Facing Criticism Amid Gains For Wall Street, Dems Strengthen Some Investor Protections

Facing Criticism Amid Gains For Wall Street, Dems Strengthen Some Investor Protections

Though Congressional negotiators continued to chip away at financial reform throughout Thursday's conference between the House and the Senate, investors managed to eke out two victories thanks to a handful of key Democrats -- some of whom reversed their earlier, more Wall Street-friendly positions following an onslaught of criticism.

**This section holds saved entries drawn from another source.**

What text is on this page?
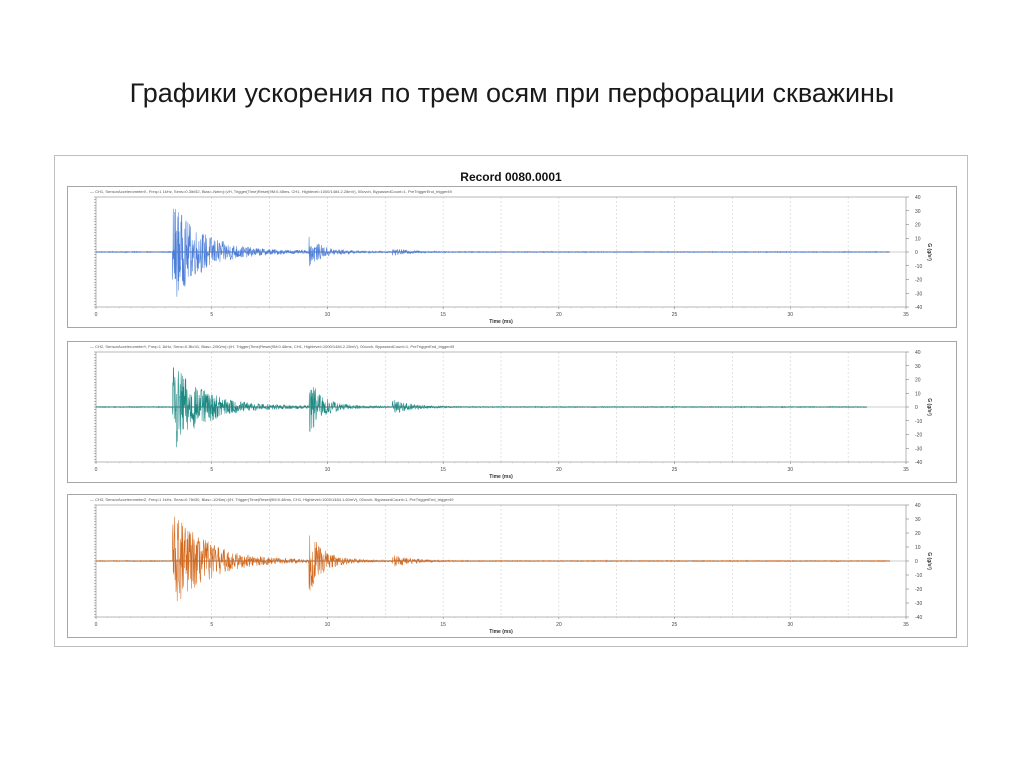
Графики ускорения по трем осям при перфорации скважины
Record 0080.0001
— CH1, SensorAccelerometerX, Freq=1 1kHz, Sens=0.3lb/52, Bias=-Neim(=)/H, Trigger(Time)Reset(9M:0.48ms, CH1, Highlevel=1000/1484.2.28mV), 00ovch, BypassedCount=1, PreTriggerEnd_trigger49
40
30
20
10
0
-10
-20
-30
-40
0	5	10	15	20	25	30	35
Time (ms)
G (g/s²)
— CH2, SensorAccelerometerY, Freq=1 1kHz, Sens=0.3lb/41, Bias=-2/50/m(=)/H, Trigger(Time)Reset(9M:0.48ms, CH1, Highlevel=1000/1484.2.28mV), 00ovch, BypassedCount=1, PreTriggerEnd_trigger49
40
30
20
10
0
-10
-20
-30
-40
0	5	10	15	20	25	30	35
Time (ms)
G (g/s²)
— CH3, SensorAccelerometerZ, Freq=1 1kHz, Sens=0.7lb/30, Bias=-10/6m(=)/H, Trigger(Time)Reset(9M:0.48ms, CH1, Highlevel=1000/1484.1.60mV), 00ovch, BypassedCount=1, PreTriggerEnd_trigger49
40
30
20
10
0
-10
-20
-30
-40
0	5	10	15	20	25	30	35
Time (ms)
G (g/s²)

Democrats amended the final reform package Thursday to limit say-on-pay, or annual investor votes on executive compensation; made sure the Securities and Exchange Commission would still be beholden to Congressional appropriations rather than full self-funding through fees; and refused to legislate around a Supreme Court precedent that currently assigns no liability to third-parties, like consultants and accountants, when found to be "abettors of fraud."

But although they took significant losses on the day, investors -- who were outgunned on all fronts coming into Thursday's negotiations -- won for the SEC the authority to apply a fiduciary standard to brokers who provide investment advice to retail investors, as well as the authority to allow investors better access to proxy forms so they can rein in errant company bosses and boards.

These victories stood in stark contrast to a restrictive measure, approved by the Senate conferees earlier in the week, that curbed the SEC's ability to protect average investors from brokers who weren't required to act in their best interests. It also marked a reversal from the measure introduced last week at the behest of the White House by Senate Banking Chairman Chris Dodd (D-Conn.) to restrict shareholders' access to the proxy and thus restrict their ability to limit executive compensation and risk-taking.

Given the mounting wins for Wall Street, investor advocates have been arguing that Democrats were effectively turning a bill designed to strengthen protections for consumers and taxpayers into a bill that was "gutting" post-Enron reforms.

Arthur Levitt, chairman of the Securities and Exchange Commission from 1993 to 2001, wrote in an op-ed for Thursday's Wall Street Journal that the bill is a "sellout of investor interests," full of "many missed opportunities." Levitt called the Dodd proposal on proxy access, which would have limited such access to those investors who controlled at least 5 percent of a firm's shares, "comically useless."

"As a lifelong Democrat ... I had hoped the financial reform bill would be the best example of my party's long-standing reputation for standing on the side of individual investors," Levitt wrote. "It's not."

Referring to Congressional Democrats, Levitt wrote that "these politicians are investor advocates in their press releases alone."

On Thursday, though, Democrats reversed course. House Financial Services Committee Chairman Barney Frank fought back against the push by the Senate, led by South Dakota Democrat Tim Johnson, to essentially prohibit the SEC from compelling brokers to act in retail investors' best interests, otherwise known as being held to a fiduciary standard. Frank won that battle.

Meanwhile, Sen. Charles Schumer (D-N.Y.) and Rep. Maxine Waters (D-Calif.) battled the Dodd- and White House-led provision to limit shareholder input. They won.

After a six-month study of little consequence, the SEC can move to protect average investors from brokers' worst impulses. The agency will also have full authority to implement changes opening up corporate proxies to shareholders, without limits imposed by Congress. The SEC has been considering a 1-percent to 3-percent threshold of stock ownership for investors looking to rein in public companies.

"This was a good day for investors," said Barbara Roper, director of investor protection for the Consumer Federation of America. "The conference just delivered on the top priority for institutional investors ... [and] delivered on the top priority for retail investors ... on fiduciary duty."

The Council of Institutional Investors, a nonprofit association of public, union and corporate pension funds with combined assets that exceed $3 trillion, supports the measure regarding proxy access.

Lynn E. Turner, the SEC's chief accountant from 1998 to 2001, said Levitt's piece had an impact, as did Thursday's revelation that Dodd penned a letter to the SEC in 2007 expressing his opposition to a 5-percent threshold for proxy access -- exactly what he pushed for last week.

Turner cautioned, though, that there will be more fights to come at the SEC when the agency begins to introduce and implement its new rules. "The battle is far from over," he wrote in an e-mail.